Wer ein bereits vorbereitetes Grundstück kauft, übernimmt einen großen Teil dieser Vorarbeit. Das ist der eigentliche Wert hinter Projekten wie dem Strengenberg in Rückersdorf.
Was typischerweise vorab erledigt wird
Je nach Projekt können Abriss, Baumfällarbeiten, Gutachten, Vermessung, Teilung und Medienanbindung bereits abgeschlossen sein. Der genaue Umfang gehört ins Exposé und in den Kaufvertrag.

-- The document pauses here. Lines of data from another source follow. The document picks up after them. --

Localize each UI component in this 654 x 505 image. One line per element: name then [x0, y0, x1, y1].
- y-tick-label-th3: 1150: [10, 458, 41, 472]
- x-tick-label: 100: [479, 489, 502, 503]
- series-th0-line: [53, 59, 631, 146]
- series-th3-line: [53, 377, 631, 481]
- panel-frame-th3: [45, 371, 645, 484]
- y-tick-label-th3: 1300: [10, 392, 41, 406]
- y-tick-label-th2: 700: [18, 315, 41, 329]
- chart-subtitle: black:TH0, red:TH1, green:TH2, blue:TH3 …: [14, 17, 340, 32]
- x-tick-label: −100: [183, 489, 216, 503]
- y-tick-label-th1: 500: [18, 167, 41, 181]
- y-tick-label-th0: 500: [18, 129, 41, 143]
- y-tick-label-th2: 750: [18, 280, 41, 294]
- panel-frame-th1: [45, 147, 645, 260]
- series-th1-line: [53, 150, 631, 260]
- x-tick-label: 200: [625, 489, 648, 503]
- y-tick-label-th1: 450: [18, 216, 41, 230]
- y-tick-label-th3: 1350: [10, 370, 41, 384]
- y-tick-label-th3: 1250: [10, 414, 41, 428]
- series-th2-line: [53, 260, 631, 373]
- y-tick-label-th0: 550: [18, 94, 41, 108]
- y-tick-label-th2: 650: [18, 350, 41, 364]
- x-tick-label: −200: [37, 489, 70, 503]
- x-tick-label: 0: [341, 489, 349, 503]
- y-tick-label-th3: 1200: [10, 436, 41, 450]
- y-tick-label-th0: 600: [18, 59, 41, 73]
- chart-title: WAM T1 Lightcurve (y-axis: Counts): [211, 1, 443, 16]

- Teilung und grundbuchfähige Parzellen
- Erschließungsstraße und Anschluss an Ver- und Entsorgung
- Gutachten und Planungsgrundlagen
- Abstimmung mit Bebauungsplan und Freistellungsverfahren
Für Bauherren und Baufirmen
Private Bauherren gewinnen Planungssicherheit und oft eine schnellere Realisierung. Baufirmen können Kapazitäten gezielter einsetzen, weil die Grundstücksvorbereitung nicht mehr der kritische Pfad ist.